Natural history, I’ve argued (as have many, many, many, many, many others) is an important part of modern science. Sadly, not everyone agrees (but this is my blog, and they’re wrong). But there are still journals that value (and are dedicated to!) natural history, and rightly so.  But even putting together a “natural history paper” isn’t trivial. There are still hypotheses, observations, analyses, and interpretation.

Now, maybe it’s a particular proclivity of ornithologists, but we tend to write a heck of a lot of reports – to government agencies, for permits, and to funders.  These often have some preliminary analyses, lots of methodological detail and background, and in the case of most of my field studies, heaps of “ancillary information”.

During my PhD, my primary field site was Kiska Island, a lovely volcanic island in the Rat Islands group of the Aleutian Islands, Alaska.  It’s a fantastic spot, and cumulatively over the four years, I spent nearly 300 days there (probably the 2nd largest amount of time of anyone alive right now).  Each year, we filed a summary report with the US Fish and Wildlife Service that detailed the effects of introduced rats on Least and Crested Auklets.  But we also did much more than that.  In particular, we (and the other 3-6 ornithological research camps in the Aleutians each summer) compiled an annotate list of bird sightings.

“Hey!” I hear you exclaiming, “That’s some pretty awesome natural history data form a neat part of the world! When will you write it up?”.  Sadly, the answer is not anytime soon.  This makes me sad, but my current job doesn’t allow for Natural History Fridays.  What if you were interested in the distribution and effect of introduced predators on Aleutian Cackling Geese? Or were examining range-wide variation in Glaucous-winged Gull egg size?  You would have no way of knowing that I collected useful data because it’s in an unpublished government report (or other “grey literature”), and doesn’t merit a paper or note on its own.

If I had deposited my annual reports in a preprint repository like PeerJ PrePrints, or bioRxiv, not only would these data be out there, but others could cite my report/preprint.  Furthermore, the publicly available copy wouldn’t just be the one on my old lab’s webpage, but it would be available after I’m long gone, and since it would have a DOI, it would be easy to find.
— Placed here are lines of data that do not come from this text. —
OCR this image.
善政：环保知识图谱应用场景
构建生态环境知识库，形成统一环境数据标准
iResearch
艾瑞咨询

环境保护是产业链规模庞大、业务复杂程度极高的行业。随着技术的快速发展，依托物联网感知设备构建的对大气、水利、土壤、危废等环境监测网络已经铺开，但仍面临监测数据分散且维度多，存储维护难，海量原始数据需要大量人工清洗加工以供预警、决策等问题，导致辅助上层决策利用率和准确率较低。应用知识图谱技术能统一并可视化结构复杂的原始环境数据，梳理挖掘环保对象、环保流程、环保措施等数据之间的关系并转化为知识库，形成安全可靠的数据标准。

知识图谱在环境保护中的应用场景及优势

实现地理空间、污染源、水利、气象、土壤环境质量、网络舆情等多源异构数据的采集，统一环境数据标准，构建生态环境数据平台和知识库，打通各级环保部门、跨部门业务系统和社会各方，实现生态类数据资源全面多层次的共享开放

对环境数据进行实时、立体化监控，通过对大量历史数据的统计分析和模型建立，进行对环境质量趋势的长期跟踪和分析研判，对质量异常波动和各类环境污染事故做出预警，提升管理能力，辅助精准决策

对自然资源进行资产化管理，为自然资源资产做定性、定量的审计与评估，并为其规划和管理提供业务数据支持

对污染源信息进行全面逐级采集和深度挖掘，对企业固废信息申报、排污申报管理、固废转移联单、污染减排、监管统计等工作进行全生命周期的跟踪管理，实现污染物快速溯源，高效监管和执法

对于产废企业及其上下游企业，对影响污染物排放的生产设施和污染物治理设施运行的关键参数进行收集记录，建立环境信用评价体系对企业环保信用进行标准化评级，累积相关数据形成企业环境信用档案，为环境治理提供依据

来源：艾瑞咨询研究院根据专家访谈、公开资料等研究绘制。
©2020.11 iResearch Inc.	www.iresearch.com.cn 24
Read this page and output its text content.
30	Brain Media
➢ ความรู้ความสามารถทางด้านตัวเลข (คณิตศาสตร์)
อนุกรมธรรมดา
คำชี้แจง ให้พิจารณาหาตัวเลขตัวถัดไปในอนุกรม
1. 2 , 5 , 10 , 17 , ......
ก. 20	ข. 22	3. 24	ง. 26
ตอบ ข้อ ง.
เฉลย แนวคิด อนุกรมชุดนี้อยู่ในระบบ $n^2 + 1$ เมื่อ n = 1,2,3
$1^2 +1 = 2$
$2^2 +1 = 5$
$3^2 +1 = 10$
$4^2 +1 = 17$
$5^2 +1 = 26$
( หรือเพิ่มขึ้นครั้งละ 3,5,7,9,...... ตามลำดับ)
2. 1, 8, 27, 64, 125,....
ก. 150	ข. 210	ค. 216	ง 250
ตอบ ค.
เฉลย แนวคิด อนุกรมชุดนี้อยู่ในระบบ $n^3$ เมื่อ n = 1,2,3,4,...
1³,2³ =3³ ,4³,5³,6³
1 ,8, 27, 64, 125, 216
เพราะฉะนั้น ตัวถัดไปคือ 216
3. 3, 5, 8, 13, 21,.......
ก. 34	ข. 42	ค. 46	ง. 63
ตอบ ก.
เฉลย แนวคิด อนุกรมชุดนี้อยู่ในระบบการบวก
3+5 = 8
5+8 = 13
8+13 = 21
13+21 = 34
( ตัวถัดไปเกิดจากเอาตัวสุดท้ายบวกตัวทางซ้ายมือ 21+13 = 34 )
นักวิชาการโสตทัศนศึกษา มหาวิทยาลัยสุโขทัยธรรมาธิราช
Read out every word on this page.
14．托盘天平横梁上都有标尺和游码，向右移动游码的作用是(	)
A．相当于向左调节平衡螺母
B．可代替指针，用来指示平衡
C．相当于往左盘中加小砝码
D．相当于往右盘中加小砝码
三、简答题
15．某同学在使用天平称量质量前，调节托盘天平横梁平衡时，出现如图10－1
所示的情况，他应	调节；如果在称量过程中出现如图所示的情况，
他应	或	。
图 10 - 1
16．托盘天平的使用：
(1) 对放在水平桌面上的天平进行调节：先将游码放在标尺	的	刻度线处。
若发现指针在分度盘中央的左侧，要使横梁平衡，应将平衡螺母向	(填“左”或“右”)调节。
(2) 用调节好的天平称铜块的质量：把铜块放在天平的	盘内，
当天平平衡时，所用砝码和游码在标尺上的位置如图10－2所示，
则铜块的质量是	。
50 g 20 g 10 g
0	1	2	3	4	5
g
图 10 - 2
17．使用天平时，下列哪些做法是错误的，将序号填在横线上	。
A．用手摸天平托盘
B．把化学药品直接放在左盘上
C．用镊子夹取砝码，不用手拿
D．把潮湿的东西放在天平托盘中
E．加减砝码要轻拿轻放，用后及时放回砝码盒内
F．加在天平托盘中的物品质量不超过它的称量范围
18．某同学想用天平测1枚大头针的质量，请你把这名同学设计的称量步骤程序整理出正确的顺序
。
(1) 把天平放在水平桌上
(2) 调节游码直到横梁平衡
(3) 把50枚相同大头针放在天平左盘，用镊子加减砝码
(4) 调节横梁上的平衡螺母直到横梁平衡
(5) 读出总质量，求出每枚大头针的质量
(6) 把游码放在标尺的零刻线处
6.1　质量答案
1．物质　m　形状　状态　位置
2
Tracking down grey literature is a royal pain.  Reports are rare, are often poor black-and-white reproductions, and usually hard to find in the first place.  Citations of grey literature also tend to be more prone to errors, which exacerbates the whole process of finding them.  And, I think most importantly, the information they contain doesn’t always make it into a paper.  All solved if they were deposited on a preprint server.

We are, after all, already producing these reports, and more importantly, they’re already cited frequently, and data appearing in these reports is also in published papers.  So the reality is that nothing would really change, except that the information would be more widely available, better curated, and citable.  I don’t see a downside.

So if you are, in fact, interested in the distribution and effect of introduced predators on Aleutian Cackling Geese, or variation in Glaucous-winged Gull egg size, you will hopefully soon be able to add my wee bits of data to your analysis.  When my various colleagued return from the field, I’ll convince them that we need to deposit our annual reports in a preprint archive.  In the meantime, you can see them on the “Downloadable reports” section of the Kiska webpage.